Montagnard Meeting Today

Officials from the UN High Com­missioner for Refugees are ex­pected to meet today with Viet­namese and Cambodian authorities in Ho Chi Minh City to try to jump-start a stalled repatriation plan for more than 1,000 Vietnam­ese Mon­tagnards under the UNHCR’s pro­tection in Cam­bodia.

Efforts to voluntarily send the Montagnards home to the Cen­tral Highlands have broken down, despite the signing in January of an initial repatriation deal.

That plan has been sharply criticized for not guaranteeing the Montagnards enough protection, and observers say Cambodian and Vietnamese officials are ta­king advantage of its vague wording to force back as many asylum seekers as quickly as possible.

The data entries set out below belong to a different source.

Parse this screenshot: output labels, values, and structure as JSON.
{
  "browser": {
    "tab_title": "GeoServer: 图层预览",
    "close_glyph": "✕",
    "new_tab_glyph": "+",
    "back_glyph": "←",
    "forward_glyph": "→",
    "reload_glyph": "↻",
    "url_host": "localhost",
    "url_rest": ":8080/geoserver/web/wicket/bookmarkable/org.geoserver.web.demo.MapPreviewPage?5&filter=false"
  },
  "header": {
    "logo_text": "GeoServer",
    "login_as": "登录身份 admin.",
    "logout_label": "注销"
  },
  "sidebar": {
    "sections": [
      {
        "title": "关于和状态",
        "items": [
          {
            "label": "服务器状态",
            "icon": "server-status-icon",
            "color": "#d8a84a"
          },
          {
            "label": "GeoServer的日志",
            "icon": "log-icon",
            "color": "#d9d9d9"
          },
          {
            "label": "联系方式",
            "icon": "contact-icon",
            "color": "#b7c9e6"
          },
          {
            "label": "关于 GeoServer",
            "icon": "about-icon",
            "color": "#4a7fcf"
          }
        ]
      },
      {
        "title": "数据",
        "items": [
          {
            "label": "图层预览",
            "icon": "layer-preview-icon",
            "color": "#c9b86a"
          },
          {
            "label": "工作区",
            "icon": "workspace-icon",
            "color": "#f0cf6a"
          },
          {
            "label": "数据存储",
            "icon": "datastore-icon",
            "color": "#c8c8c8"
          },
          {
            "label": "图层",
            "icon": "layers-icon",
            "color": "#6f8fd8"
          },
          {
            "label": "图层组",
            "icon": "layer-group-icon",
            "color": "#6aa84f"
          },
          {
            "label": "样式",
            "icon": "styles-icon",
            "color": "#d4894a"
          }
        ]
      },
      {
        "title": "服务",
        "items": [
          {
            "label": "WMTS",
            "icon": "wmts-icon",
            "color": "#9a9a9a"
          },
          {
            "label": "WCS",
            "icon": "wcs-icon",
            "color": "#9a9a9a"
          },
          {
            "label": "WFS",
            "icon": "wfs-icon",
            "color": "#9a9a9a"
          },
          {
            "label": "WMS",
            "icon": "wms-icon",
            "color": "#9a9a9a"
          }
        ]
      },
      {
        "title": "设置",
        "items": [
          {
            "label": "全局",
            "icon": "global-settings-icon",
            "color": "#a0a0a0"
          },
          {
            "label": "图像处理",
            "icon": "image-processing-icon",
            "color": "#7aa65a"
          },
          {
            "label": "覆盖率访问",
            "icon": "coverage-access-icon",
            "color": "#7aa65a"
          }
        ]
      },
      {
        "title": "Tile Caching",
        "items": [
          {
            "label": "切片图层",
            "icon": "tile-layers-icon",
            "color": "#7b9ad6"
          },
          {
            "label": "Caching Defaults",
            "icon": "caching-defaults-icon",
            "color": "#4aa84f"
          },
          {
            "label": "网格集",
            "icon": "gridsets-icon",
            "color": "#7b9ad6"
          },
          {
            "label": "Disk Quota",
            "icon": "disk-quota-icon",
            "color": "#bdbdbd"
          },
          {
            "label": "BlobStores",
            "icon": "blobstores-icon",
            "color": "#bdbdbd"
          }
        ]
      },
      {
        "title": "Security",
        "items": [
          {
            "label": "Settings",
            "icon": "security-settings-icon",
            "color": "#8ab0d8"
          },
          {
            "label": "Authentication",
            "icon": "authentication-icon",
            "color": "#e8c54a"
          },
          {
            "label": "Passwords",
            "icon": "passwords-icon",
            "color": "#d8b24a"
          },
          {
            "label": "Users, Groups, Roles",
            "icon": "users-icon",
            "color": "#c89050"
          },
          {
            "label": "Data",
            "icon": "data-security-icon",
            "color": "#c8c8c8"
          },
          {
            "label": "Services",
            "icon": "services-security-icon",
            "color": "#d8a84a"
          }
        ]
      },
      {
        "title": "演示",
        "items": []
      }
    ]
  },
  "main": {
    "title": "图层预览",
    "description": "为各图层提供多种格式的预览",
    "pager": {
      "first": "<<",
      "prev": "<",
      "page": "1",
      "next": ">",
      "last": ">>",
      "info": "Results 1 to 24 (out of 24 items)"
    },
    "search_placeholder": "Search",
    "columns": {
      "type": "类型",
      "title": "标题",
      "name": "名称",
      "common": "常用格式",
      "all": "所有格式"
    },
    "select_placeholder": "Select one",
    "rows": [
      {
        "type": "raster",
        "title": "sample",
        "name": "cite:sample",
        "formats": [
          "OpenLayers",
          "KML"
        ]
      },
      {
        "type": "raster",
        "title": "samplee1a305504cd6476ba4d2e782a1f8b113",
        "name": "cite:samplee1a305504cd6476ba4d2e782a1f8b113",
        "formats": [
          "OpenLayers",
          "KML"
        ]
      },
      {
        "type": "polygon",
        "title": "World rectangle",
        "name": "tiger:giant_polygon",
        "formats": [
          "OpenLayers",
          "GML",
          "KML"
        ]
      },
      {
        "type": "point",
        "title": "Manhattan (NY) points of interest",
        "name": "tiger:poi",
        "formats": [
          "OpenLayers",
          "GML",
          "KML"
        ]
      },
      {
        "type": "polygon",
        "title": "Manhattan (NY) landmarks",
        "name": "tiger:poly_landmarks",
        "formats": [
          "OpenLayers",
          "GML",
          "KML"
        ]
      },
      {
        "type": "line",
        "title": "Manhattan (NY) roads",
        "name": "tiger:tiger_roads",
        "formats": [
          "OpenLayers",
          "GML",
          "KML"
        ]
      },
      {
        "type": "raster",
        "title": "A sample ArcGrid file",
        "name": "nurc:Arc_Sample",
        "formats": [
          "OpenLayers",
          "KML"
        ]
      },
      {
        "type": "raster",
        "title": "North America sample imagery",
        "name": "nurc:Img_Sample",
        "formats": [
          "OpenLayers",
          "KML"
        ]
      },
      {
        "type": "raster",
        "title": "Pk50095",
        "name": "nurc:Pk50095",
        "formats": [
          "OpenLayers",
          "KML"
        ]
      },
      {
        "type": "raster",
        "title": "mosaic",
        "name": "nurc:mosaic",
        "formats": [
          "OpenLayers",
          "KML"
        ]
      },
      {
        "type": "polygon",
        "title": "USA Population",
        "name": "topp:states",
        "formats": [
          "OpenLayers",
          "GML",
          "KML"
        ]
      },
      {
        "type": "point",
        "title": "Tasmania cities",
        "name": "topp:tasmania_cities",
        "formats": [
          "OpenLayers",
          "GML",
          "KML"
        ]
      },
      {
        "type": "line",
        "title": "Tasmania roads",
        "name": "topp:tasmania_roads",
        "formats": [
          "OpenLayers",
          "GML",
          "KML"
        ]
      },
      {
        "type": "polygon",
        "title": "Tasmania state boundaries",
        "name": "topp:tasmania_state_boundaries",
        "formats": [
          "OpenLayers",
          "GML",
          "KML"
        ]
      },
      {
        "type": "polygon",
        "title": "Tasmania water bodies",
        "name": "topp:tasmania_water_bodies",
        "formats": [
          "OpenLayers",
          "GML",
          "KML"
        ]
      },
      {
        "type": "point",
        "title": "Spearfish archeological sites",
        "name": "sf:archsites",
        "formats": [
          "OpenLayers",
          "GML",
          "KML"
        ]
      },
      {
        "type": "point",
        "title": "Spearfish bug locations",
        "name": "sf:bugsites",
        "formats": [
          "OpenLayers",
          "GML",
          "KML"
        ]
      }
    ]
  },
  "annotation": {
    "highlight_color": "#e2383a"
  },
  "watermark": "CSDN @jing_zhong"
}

Since the plan was signed, at least 63 Montagnards have been deported by Cambodian police in Ratanakkiri province before they could reach UNHCR-protected camps.

An Interior Ministry official said a family of four Montagnards was turned away at the Vietnamese-Cam­bodian border Friday when they tried to cross into Mondol­kiri province. Cambodian officials say they have agreed with the Vietnamese to send all asylum seekers home—a move that contradicts the UNHCR’s insistence that any returns be voluntary.

Some 76 Montagnards have re­turned voluntarily.

Cambodian officials say the plan doesn’t define Cambodia‘s role in the repatriations. Sieng La­presse, undersecretary of state for the Ministry of Foreign Affairs Ministry, said last week he wants a more “precise” agreement to come out of today’s talks.

Sieng Lapresse also said he want­ed the term “voluntary repatriation” included in the text of any new signed agreement. Its absence from the current plan is one of the deal’s biggest weaknesses, critics say.

UNHCR regional representative Jahanshah Assadi and Nikola Mihajlovic, the agency’s Phnom Penh chief, will be in Ho Chi Minh City to­day. Foreign Affairs Under­secretary of State Long Visalo is ex­pected to lead a Cambodian delegation that includes several sen­ior Interior Ministry officials.

While Cambodian authorities continue to claim they are following the repatriation agreement, despite the deportations, the government has begun increasingly referring to Montagnards coming across the border as “illegal immigrants” rather than possible asylum seekers, thus subjecting them to the country’s immigration laws.